Le nouveau chef n’était pas aimé, mais on le craignait. Poursuivant ses ambitions cruelles, il venait de se liguer avec ses voisins, les Iroquois onontagués, et l’on avait décidé l’extermination des Visages-Pâles ; en plusieurs descentes concertées et soudaines, on irait les massacrer et brûler leurs villages…

On convoqua une grande assemblée et des discours enflammés allumèrent chez ces barbares une fureur sanguinaire ; on offrit des sacrifices à Agrescoué[1], on leva la hache de guerre, on dansa autour d’un grand feu, on entonna des chants de carnage… L’attaque fut décidée pour les premiers jours des moissons[2]. On se réunirait deux jours à l’avance, pour fixer les derniers détails !

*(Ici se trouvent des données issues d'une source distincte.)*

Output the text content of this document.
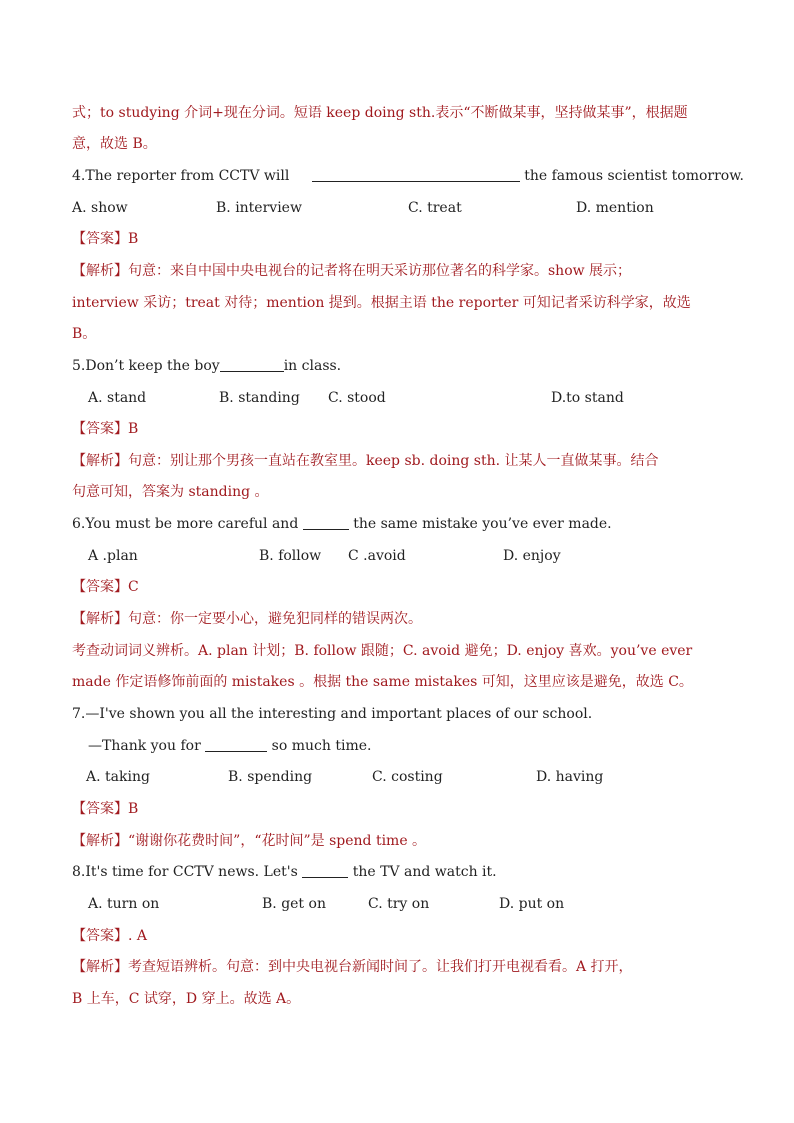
式；to studying 介词+现在分词。短语 keep doing sth.表示“不断做某事，坚持做某事”，根据题
意，故选 B。
4.The reporter from CCTV will	the famous scientist tomorrow.
A. show	B. interview	C. treat	D. mention
【答案】B
【解析】句意：来自中国中央电视台的记者将在明天采访那位著名的科学家。show 展示；
interview 采访；treat 对待；mention 提到。根据主语 the reporter 可知记者采访科学家，故选
B。
5.Don’t keep the boy	in class.
A. stand	B. standing C. stood	D.to stand
【答案】B
【解析】句意：别让那个男孩一直站在教室里。keep sb. doing sth. 让某人一直做某事。结合
句意可知，答案为 standing 。
6.You must be more careful and	the same mistake you’ve ever made.
A .plan	B. follow C .avoid	D. enjoy
【答案】C
【解析】句意：你一定要小心，避免犯同样的错误两次。
考查动词词义辨析。A. plan 计划；B. follow 跟随；C. avoid 避免；D. enjoy 喜欢。you’ve ever
made 作定语修饰前面的 mistakes 。根据 the same mistakes 可知，这里应该是避免，故选 C。
7.—I've shown you all the interesting and important places of our school.
—Thank you for	so much time.
A. taking	B. spending	C. costing	D. having
【答案】B
【解析】“谢谢你花费时间”，“花时间”是 spend time 。
8.It's time for CCTV news. Let's	the TV and watch it.
A. turn on	B. get on	C. try on	D. put on
【答案】. A
【解析】考查短语辨析。句意：到中央电视台新闻时间了。让我们打开电视看看。A 打开，
B 上车，C 试穿，D 穿上。故选 A。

L’Aiglon était atterré… Les Visages-Pâles, les Français… ses amis ! Ah non ! Il ne se joindrait pas à leurs ennemis ! Ses années de captivité sur parole allaient finir… il partirait, il irait avertir les Blancs de l’attaque projetée ! Mais, où irait-il ? Il ne savait pas où les Iroquois allaient se lancer ! Alors, il fallait user de ruse, feindre de partager les idées de la tribu afin de connaître leurs projets… C’était la seule manière d’enrayer, si possible, leurs plans diaboliques !

Le lendemain, ses amis vinrent le chercher pour la réunion finale ; les guerriers étaient en nombre considérable. Harangués par leur chef, Onéidas et Onontagués jurèrent de nouveau l’extermination des Français. Pour cette incursion, on partirait en canot par le lac des Iroquois, atteignant ensuite le fleuve Saint-Laurent où il s’élargit et prend le nom de lac Saint-Louis ; rendus à Laprairie, on se trouverait juste en face du village de Lachine, prospère et populeux… C’est par cet endroit qu’on allait commencer !

L’Aiglon se joignit aux jeunes guerriers, convoqués pour le lendemain matin ; en honneur de l’exploit projeté, les hommes avaient tous la figure bariolée de noir, de rouge et d’ocre ; ils étaient presque nus, et portaient à leur ceinture des tomahawks, des couteaux, des flèches, enfin tout l’attirail des armes indiennes.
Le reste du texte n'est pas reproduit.